Note, that the only acceptable value to set to retval is 0 and the
original value that the kernel returned. Any other value will trigger
EFAULT.
Return Type¶
- 0- reject the syscall,- EPERMwill be returned to the userspace.
- 1- success: copy- optvaland- optlento userspace, return- retvalfrom the syscall (note that this can be overwritten by the BPF program from the parent cgroup).
Cgroup Inheritance¶
Suppose, there is the following cgroup hierarchy where each cgroup
has BPF_CGROUP_GETSOCKOPT attached at each level with
BPF_F_ALLOW_MULTI flag:
A (root, parent)
 \
  B (child)
When the application calls getsockopt syscall from the cgroup B,
the programs are executed from the bottom up: B, A. First program
(B) sees the result of kernel’s getsockopt. It can optionally
adjust optval, optlen and reset retval to 0. After that
control will be passed to the second (A) program which will see the
same context as B including any potential modifications.
Same for BPF_CGROUP_SETSOCKOPT: if the program is attached to
A and B, the trigger order is B, then A. If B does any changes
to the input arguments (level, optname, optval, optlen),
then the next program in the chain (A) will see those changes,
not the original input setsockopt arguments. The potentially
modified values will be then passed down to the kernel.
Large optval¶
When the optval is greater than the PAGE_SIZE, the BPF program
can access only the first PAGE_SIZE of that data. So it has to options:
- Set - optlento zero, which indicates that the kernel should use the original buffer from the userspace. Any modifications done by the BPF program to the- optvalare ignored.
- Set - optlento the value less than- PAGE_SIZE, which indicates that the kernel should use BPF’s trimmed- optval.

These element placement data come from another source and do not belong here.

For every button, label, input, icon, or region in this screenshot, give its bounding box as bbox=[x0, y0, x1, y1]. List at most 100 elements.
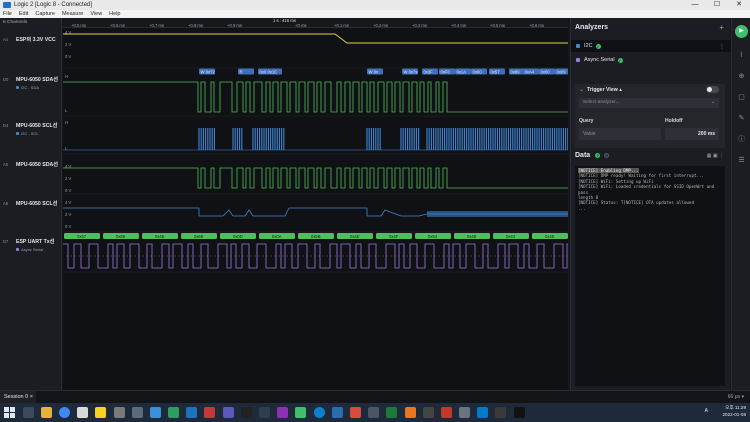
vscode-icon[interactable] bbox=[477, 407, 489, 418]
uart-bit-dot bbox=[318, 255, 320, 257]
search-icon[interactable] bbox=[22, 407, 34, 418]
menu-file[interactable]: File bbox=[3, 11, 12, 17]
waveform-view[interactable]: 1 s : 416 ms +0.5 ms +0.6 ms +0.7 ms +0.… bbox=[63, 18, 568, 390]
start-capture-button[interactable]: ▶ bbox=[735, 25, 748, 38]
app-icon[interactable] bbox=[349, 407, 361, 418]
menu-measure[interactable]: Measure bbox=[62, 11, 83, 17]
uart-bit-dot bbox=[534, 255, 536, 257]
data-view-icons: ▦ ▣ ⋮ bbox=[707, 153, 724, 159]
info-icon[interactable]: ⓘ bbox=[737, 135, 746, 144]
uart-bit-dot bbox=[166, 255, 168, 257]
time-ruler[interactable]: 1 s : 416 ms +0.5 ms +0.6 ms +0.7 ms +0.… bbox=[63, 18, 568, 28]
notepad-icon[interactable] bbox=[77, 407, 89, 418]
channel-name: ESP UART Tx선 bbox=[16, 239, 55, 245]
teams-icon[interactable] bbox=[222, 407, 234, 418]
axis-label: 2 V bbox=[65, 176, 71, 181]
more-icon[interactable]: ⋮ bbox=[719, 43, 725, 50]
input-language-indicator[interactable]: A bbox=[705, 408, 708, 415]
app-logo-icon bbox=[3, 2, 11, 8]
app-icon[interactable] bbox=[295, 407, 307, 418]
uart-bit-dot bbox=[218, 255, 220, 257]
uart-bit-dot bbox=[354, 255, 356, 257]
windows-start-icon[interactable] bbox=[4, 407, 15, 418]
add-analyzer-icon[interactable]: + bbox=[719, 23, 724, 32]
holdoff-input[interactable]: 200 ms bbox=[665, 128, 719, 140]
app-icon[interactable] bbox=[168, 407, 180, 418]
uart-bit-dot bbox=[502, 255, 504, 257]
system-tray[interactable]: A 오후 11:29 2022-01-08 bbox=[705, 404, 746, 418]
window-title: Logic 2 [Logic 8 - Connected] bbox=[14, 2, 93, 8]
app-icon[interactable] bbox=[277, 407, 289, 418]
chevron-down-icon[interactable]: ⌄ bbox=[579, 86, 584, 93]
analog-sda-trace bbox=[63, 167, 568, 189]
app-icon[interactable] bbox=[368, 407, 380, 418]
app-icon[interactable] bbox=[422, 407, 434, 418]
analyzer-async-serial[interactable]: Async Serial ✓ bbox=[571, 54, 731, 66]
uart-bit-dot bbox=[406, 255, 408, 257]
uart-bit-dot bbox=[142, 255, 144, 257]
trigger-view-toggle[interactable] bbox=[706, 86, 719, 93]
close-icon[interactable]: × bbox=[30, 394, 33, 400]
trigger-view-title[interactable]: Trigger View ▴ bbox=[587, 87, 622, 93]
uart-bit-dot bbox=[150, 255, 152, 257]
close-button[interactable]: ✕ bbox=[728, 0, 750, 10]
channel-analyzer-tag: I2C - SDA bbox=[16, 85, 39, 90]
app-icon[interactable] bbox=[186, 407, 198, 418]
i2c-frame-label: 0x00 bbox=[473, 69, 483, 74]
app-icon[interactable] bbox=[149, 407, 161, 418]
annotation-pencil-icon[interactable]: ✎ bbox=[737, 114, 746, 123]
uart-bit-dot bbox=[262, 255, 264, 257]
app-icon[interactable] bbox=[113, 407, 125, 418]
uart-bit-dot bbox=[506, 255, 508, 257]
uart-bit-dot bbox=[294, 255, 296, 257]
notes-icon[interactable]: ☰ bbox=[737, 156, 746, 165]
minimize-button[interactable]: — bbox=[684, 0, 706, 10]
app-icon[interactable] bbox=[440, 407, 452, 418]
grid-view-icon[interactable]: ▦ bbox=[707, 153, 712, 159]
file-explorer-icon[interactable] bbox=[40, 407, 52, 418]
uart-bit-dot bbox=[114, 255, 116, 257]
app-icon[interactable] bbox=[131, 407, 143, 418]
app-icon[interactable] bbox=[204, 407, 216, 418]
menu-help[interactable]: Help bbox=[109, 11, 120, 17]
terminal-icon[interactable] bbox=[513, 407, 525, 418]
uart-bit-dot bbox=[322, 255, 324, 257]
sample-rate-readout[interactable]: 66 μs ▾ bbox=[728, 394, 744, 400]
timing-markers-icon[interactable]: ⊕ bbox=[737, 72, 746, 81]
uart-bit-dot bbox=[130, 255, 132, 257]
uart-bit-dot bbox=[298, 255, 300, 257]
app-icon[interactable] bbox=[459, 407, 471, 418]
app-icon[interactable] bbox=[331, 407, 343, 418]
axis-label: 2 V bbox=[65, 212, 71, 217]
menu-view[interactable]: View bbox=[90, 11, 102, 17]
menu-edit[interactable]: Edit bbox=[19, 11, 28, 17]
uart-bit-dot bbox=[338, 255, 340, 257]
kakaotalk-icon[interactable] bbox=[95, 407, 107, 418]
uart-bit-dot bbox=[358, 255, 360, 257]
app-icon[interactable] bbox=[240, 407, 252, 418]
help-icon[interactable]: ? bbox=[595, 153, 601, 158]
uart-frame-label: 0x0D bbox=[233, 234, 243, 239]
channel-id: D0 bbox=[3, 77, 9, 82]
app-icon[interactable] bbox=[386, 407, 398, 418]
analyzer-i2c[interactable]: I2C ✓ ⋮ bbox=[571, 40, 731, 52]
tool-strip: ▶ ⌇ ⊕ ▢ ✎ ⓘ ☰ bbox=[731, 18, 750, 390]
edge-icon[interactable] bbox=[313, 407, 325, 418]
more-icon[interactable]: ⋮ bbox=[719, 153, 724, 159]
app-icon[interactable] bbox=[495, 407, 507, 418]
serial-terminal[interactable]: [NOTICE] Enabling DMP... [NOTICE] DMP re… bbox=[575, 166, 725, 386]
app-icon[interactable] bbox=[404, 407, 416, 418]
analyzer-select[interactable]: Select analyzer... ⌄ bbox=[579, 98, 719, 108]
waveform-canvas[interactable]: 4 V 2 V 0 V H L W 0x?2 R 0x00 0x1C W 0x W 0x7s 0x3F… bbox=[63, 28, 568, 390]
steam-icon[interactable] bbox=[259, 407, 271, 418]
terminal-view-icon[interactable]: ▣ bbox=[713, 153, 718, 159]
chrome-icon[interactable] bbox=[58, 407, 70, 418]
analyzers-tool-icon[interactable]: ⌇ bbox=[737, 51, 746, 60]
extensions-icon[interactable]: ▢ bbox=[737, 93, 746, 102]
uart-bit-dot bbox=[410, 255, 412, 257]
query-input[interactable]: Value bbox=[579, 128, 661, 140]
uart-bit-dot bbox=[402, 255, 404, 257]
maximize-button[interactable]: ☐ bbox=[706, 0, 728, 10]
menu-capture[interactable]: Capture bbox=[35, 11, 55, 17]
settings-gear-icon[interactable]: ⚙ bbox=[604, 153, 610, 158]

When the BPF program returns with the optlen greater than
PAGE_SIZE, the userspace will receive original kernel
buffers without any modifications that the BPF program might have
applied.
Example¶
Recommended way to handle BPF programs is as follows:
SEC("cgroup/getsockopt")
int getsockopt(struct bpf_sockopt *ctx)
{
        /* Custom socket option. */
        if (ctx->level == MY_SOL && ctx->optname == MY_OPTNAME) {
                ctx->retval = 0;
                optval[0] = ...;
                ctx->optlen = 1;
                return 1;
        }
        /* Modify kernel's socket option. */
        if (ctx->level == SOL_IP && ctx->optname == IP_FREEBIND) {
                ctx->retval = 0;
                optval[0] = ...;
                ctx->optlen = 1;
                return 1;
        }
        /* optval larger than PAGE_SIZE use kernel's buffer. */
        if (ctx->optlen > PAGE_SIZE)
                ctx->optlen = 0;
        return 1;
}
SEC("cgroup/setsockopt")
int setsockopt(struct bpf_sockopt *ctx)
{
        /* Custom socket option. */
        if (ctx->level == MY_SOL && ctx->optname == MY_OPTNAME) {
                /* do something */
                ctx->optlen = -1;
                return 1;
        }
        /* Modify kernel's socket option. */
        if (ctx->level == SOL_IP && ctx->optname == IP_FREEBIND) {
                optval[0] = ...;
                return 1;
        }
        /* optval larger than PAGE_SIZE use kernel's buffer. */
        if (ctx->optlen > PAGE_SIZE)
                ctx->optlen = 0;
        return 1;
}
See tools/testing/selftests/bpf/progs/sockopt_sk.c for an example
of BPF program that handles socket options.